Breaking Down an Unknown Lake

I’ve been kayak fishing for the last 6 years.  I came from the bass boat tournament scene and due to personal circumstances, I was forced to sell my boat.  I wasn’t going to go back to “bank fishing” so I decided to keep some money from the sale of my boat to buy a couple of kayaks.  It was “love at first paddle”!

Roberto Briones

I love kayaking because it’s so peaceful, eco-friendly, not to mention the fact that you can sneak up on fish much better than on a boat. I’ve caught more and bigger fish from a kayak than I ever have from a boat.

I tow my kayak using a Malone trailer behind my SUV. Parking on the side of the road to paddle where no motor boat can get access, makes it for a very interesting and productive day on the water catching bigger fish!  Solitude and being more in-tune with nature makes the time more enjoyable.

Towing Kayaks

Personally, I own two Jackson Kayaks, 2018 Liska and 2019 Big Rig FD. My go-to kayak for back lakes is the Liska, as it is a lighter kayak.  You never know how easy or difficult it will be to get in/out of the water from the side of the road, so taking a smaller, lighter kayak will make your day go more smoothly.

 

Using Google Earth

I love discovering new bodies of water on Google Earth or talking to close friends.  I mostly fish in Ontario around the Calabogie area.

Google Earth has a lot of useful information you can get just by looking at their images. Changes in colour means change in depth like drop-offs.  You can also find weed beds, rocky shoals, etc.  Now, if that body of water is on Navionics, you can mark areas that may hold fish even before you get to the water.  But most importantly, if you follow the contour of the lake/river you want to find areas where you can park your vehicle without obstructing traffic.

 

Atmosphere Conditions

Air and water temperatures and barometric pressure are also key factors that determine whether the fish will be active or not.  Bass tend to be more active in warmer temperatures with low barometric pressure.  Now, this doesn’t mean that the fish won’t bite under other circumstances, but you will have to work harder to entice them.  Usually slowing down and downsizing your baits can pay great fish-dividends!

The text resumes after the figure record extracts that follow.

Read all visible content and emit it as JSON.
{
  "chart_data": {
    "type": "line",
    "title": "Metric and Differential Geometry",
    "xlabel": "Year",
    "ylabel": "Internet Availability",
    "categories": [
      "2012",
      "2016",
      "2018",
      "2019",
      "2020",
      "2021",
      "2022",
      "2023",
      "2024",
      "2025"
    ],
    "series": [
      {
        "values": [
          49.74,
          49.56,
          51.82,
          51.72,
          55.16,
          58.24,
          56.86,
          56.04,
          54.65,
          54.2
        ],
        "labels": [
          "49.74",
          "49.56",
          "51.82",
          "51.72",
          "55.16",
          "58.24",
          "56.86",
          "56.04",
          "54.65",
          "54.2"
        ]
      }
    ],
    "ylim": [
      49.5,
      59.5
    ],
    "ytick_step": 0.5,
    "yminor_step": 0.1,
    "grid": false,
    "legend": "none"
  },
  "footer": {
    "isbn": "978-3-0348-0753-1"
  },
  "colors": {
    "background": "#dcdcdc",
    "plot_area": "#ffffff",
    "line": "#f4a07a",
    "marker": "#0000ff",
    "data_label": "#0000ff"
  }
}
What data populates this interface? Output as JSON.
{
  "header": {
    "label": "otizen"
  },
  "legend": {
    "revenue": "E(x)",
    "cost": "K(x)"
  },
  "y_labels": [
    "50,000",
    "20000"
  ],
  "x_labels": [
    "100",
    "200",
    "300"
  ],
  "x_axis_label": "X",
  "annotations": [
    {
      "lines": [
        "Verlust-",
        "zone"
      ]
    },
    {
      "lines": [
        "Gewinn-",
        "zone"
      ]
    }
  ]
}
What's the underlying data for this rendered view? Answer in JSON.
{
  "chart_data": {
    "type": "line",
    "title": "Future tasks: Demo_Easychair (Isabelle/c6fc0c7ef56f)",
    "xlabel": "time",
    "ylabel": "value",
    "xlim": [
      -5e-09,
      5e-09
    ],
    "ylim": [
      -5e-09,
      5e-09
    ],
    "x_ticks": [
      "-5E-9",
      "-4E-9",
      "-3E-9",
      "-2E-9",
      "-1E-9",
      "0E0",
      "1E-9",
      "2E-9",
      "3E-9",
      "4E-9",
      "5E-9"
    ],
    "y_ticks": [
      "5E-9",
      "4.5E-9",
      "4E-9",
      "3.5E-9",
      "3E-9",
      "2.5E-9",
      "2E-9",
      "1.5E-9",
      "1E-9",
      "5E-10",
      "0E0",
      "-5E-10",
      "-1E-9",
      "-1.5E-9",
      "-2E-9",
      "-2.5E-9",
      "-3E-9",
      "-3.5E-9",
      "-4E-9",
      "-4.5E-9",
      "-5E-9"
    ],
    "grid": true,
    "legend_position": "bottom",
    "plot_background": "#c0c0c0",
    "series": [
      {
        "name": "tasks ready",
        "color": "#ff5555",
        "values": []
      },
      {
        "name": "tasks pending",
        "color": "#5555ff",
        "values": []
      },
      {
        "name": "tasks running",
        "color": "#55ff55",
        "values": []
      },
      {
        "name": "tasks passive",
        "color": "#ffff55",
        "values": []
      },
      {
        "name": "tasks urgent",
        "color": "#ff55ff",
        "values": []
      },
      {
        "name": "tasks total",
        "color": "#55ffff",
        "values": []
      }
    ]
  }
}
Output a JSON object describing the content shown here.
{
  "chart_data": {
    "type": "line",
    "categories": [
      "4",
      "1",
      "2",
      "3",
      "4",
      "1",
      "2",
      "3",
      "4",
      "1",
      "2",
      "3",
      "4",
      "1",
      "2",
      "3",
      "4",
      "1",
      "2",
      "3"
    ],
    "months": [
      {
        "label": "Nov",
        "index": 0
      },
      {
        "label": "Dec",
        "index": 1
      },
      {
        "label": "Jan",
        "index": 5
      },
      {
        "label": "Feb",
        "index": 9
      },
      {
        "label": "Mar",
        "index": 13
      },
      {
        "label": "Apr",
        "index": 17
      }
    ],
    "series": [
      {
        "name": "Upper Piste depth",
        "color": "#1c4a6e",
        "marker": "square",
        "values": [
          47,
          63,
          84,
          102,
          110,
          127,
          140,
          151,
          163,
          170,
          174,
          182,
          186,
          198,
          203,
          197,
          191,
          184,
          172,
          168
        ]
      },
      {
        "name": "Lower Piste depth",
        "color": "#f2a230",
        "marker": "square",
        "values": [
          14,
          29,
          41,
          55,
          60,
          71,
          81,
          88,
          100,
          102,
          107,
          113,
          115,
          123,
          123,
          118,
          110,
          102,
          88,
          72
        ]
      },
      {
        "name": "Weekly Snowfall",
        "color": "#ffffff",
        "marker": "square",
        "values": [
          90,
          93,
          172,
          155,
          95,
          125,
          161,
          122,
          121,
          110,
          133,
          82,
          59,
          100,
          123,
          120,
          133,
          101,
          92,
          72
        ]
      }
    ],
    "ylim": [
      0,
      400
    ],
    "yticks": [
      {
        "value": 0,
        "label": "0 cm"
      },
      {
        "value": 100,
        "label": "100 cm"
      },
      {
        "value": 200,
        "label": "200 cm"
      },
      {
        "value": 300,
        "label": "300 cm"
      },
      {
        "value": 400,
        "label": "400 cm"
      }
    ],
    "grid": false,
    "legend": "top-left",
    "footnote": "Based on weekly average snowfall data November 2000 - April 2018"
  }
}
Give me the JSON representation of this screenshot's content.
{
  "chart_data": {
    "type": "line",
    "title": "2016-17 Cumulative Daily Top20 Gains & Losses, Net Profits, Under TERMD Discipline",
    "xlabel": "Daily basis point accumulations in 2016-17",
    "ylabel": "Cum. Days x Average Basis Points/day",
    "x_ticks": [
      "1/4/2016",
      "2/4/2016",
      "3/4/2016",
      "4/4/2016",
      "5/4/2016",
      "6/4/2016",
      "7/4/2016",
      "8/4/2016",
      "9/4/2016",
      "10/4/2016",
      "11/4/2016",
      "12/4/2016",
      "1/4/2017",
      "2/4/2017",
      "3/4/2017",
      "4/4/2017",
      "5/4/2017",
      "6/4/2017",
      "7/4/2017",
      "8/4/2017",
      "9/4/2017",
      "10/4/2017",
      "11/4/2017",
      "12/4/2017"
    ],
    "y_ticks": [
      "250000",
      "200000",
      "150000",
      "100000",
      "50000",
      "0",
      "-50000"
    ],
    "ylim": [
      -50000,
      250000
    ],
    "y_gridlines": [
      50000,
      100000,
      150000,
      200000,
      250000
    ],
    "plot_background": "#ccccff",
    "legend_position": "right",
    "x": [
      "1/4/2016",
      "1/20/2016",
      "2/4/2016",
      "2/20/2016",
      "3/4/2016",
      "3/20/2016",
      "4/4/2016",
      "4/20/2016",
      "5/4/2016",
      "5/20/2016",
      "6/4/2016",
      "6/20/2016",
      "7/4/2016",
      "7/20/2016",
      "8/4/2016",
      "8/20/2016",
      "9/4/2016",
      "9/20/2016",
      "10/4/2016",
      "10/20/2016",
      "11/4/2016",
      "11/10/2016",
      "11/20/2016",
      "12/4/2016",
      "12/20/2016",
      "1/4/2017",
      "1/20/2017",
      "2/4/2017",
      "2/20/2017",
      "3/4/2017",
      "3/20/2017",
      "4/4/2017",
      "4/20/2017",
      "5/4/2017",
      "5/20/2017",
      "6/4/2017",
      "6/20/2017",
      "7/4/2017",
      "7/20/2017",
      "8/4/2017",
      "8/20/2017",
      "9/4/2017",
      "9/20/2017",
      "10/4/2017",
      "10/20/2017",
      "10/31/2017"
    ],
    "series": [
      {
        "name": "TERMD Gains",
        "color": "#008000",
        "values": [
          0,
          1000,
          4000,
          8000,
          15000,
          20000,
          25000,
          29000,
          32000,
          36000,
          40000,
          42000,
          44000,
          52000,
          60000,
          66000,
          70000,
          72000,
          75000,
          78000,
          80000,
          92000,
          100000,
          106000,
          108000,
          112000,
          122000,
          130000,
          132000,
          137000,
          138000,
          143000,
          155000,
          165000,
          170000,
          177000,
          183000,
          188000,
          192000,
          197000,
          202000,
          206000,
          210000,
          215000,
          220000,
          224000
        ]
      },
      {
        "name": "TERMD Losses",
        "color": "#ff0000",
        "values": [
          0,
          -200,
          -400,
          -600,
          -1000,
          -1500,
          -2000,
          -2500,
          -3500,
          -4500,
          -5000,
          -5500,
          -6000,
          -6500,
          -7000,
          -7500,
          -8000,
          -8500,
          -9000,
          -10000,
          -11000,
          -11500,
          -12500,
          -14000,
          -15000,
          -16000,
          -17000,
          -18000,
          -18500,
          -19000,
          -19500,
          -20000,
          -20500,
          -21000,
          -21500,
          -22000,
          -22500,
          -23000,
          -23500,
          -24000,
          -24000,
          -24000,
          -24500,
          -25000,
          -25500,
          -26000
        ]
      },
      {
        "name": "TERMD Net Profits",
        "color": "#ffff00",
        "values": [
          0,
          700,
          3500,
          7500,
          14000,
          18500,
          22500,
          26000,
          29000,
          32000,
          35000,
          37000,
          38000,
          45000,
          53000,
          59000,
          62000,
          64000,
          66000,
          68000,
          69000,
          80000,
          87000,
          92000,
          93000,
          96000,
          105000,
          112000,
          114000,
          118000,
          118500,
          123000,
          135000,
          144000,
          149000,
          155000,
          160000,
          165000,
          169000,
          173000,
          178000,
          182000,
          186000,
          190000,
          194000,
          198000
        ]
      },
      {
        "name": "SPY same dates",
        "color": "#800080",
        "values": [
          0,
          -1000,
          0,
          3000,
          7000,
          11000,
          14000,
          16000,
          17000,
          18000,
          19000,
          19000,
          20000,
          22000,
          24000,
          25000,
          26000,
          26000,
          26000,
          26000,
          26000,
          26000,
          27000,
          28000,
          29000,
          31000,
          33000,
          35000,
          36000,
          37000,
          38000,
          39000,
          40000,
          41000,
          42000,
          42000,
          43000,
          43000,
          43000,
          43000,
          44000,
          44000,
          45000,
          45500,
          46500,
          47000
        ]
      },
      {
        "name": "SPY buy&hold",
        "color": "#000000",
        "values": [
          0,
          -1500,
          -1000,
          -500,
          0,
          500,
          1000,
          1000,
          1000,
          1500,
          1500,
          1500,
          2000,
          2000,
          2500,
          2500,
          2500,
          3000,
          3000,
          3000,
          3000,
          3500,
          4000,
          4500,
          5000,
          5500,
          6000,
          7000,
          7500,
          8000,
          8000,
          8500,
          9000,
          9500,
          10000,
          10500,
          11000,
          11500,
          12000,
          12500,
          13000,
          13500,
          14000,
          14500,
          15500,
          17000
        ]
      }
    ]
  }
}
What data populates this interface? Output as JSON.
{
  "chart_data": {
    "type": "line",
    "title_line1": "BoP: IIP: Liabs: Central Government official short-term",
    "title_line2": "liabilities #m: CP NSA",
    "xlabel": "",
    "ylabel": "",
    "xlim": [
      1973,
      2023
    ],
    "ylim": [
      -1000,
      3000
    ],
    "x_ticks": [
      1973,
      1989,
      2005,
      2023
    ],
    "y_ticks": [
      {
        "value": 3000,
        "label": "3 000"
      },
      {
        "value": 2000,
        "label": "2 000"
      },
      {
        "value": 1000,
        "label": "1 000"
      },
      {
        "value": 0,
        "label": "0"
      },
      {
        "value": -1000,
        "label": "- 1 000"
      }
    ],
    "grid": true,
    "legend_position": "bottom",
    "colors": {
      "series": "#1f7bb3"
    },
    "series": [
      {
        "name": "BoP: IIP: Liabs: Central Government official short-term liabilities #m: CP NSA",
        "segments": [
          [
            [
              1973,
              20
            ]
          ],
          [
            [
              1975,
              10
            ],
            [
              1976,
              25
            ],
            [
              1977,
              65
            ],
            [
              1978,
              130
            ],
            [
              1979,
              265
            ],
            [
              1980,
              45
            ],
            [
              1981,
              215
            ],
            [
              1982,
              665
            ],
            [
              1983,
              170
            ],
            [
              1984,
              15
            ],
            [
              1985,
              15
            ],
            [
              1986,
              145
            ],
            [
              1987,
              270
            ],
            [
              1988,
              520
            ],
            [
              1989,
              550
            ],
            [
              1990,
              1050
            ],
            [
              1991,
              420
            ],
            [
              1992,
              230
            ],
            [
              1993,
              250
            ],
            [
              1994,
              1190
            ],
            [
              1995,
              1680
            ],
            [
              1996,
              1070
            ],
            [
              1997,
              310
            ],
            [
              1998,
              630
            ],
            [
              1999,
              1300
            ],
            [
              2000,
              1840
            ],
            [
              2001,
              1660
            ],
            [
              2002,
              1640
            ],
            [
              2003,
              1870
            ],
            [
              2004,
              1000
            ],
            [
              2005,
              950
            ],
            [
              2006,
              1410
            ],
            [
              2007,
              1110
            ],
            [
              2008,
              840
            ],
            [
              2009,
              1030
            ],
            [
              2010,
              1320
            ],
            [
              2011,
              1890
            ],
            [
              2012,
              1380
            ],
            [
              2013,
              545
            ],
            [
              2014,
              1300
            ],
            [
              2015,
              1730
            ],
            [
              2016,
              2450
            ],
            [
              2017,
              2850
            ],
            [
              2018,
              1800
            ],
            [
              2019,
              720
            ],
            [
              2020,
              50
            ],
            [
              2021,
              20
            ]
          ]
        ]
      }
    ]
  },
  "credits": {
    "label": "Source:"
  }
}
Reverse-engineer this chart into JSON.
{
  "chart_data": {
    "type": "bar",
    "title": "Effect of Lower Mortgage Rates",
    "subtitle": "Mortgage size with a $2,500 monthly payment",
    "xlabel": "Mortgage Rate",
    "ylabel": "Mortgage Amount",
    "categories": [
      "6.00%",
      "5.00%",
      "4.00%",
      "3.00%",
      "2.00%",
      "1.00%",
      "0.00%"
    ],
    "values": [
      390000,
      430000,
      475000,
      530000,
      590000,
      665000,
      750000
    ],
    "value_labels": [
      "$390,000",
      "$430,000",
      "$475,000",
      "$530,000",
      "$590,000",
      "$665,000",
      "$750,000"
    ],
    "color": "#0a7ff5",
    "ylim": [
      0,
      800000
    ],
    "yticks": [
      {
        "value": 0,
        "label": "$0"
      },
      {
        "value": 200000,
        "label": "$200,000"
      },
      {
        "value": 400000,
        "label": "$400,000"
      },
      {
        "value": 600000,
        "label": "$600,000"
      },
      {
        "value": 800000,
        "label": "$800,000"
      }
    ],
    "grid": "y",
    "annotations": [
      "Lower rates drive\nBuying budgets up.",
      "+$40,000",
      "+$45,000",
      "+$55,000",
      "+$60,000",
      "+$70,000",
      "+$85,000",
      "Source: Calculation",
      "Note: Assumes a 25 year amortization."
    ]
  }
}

By the time I get to a lake I’ll have at least studied it online, but, c’mon, who can actually paddle without making a few casts as soon as you hit the water?  If the area screams “bass”, well, you can be sure I’ll be spending a few minutes trying to pin at least one.

 

Which Bait to Use?

If the lake is not on Navionics I will definitely start paddling.  And if I see drop-offs, lay-downs, timber, or grassy patches using my Raymarine Element you can be sure I will be throwing some search baits or flipping some jigs.  My strategy is to start using fast-moving baits until I find the “takers”  and then slow down my presentation until I figure out what they want that day.

My go-to confidence bait has always been a spinnerbait.  You can fish one in almost every situation.  You can swim it in open water, bang it against wood, burn it barely under the surface, swim it through vegetation, etc…the options are endless!

Once I find fish, I like using plastics a lot to slow down. I use either a wacky-rigged senko or a texas-rigged craw.  The type of cover I’ll be fishing will dictate the type of plastic and presentation I’ll be using.

In order to be successful with any bait, the key is practice-practice-practice!  When I started fishing, I would take only one rod and use one presentation during the day. The next day I would take another and so on.  I started catching more fish once I had mastered each one.

 

Here are a few key rules I follow when I hit a back lake:

  1. PFD on always!
  2. Before you start fishing or going on paddling trips, practice self-rescue. There are tons of videos online that teach you how to do it. But most importantly, you have to practice on your kayak. You never know when you’re going to need it!
  3. Share your plans with someone in town, in case you don’t return…knock on wood!
  4. Bring extra change of clothes in a dry-bag.
  5. Pack food and drinking water

 

I hope that this article helps you catch more fish.  See you out on the water!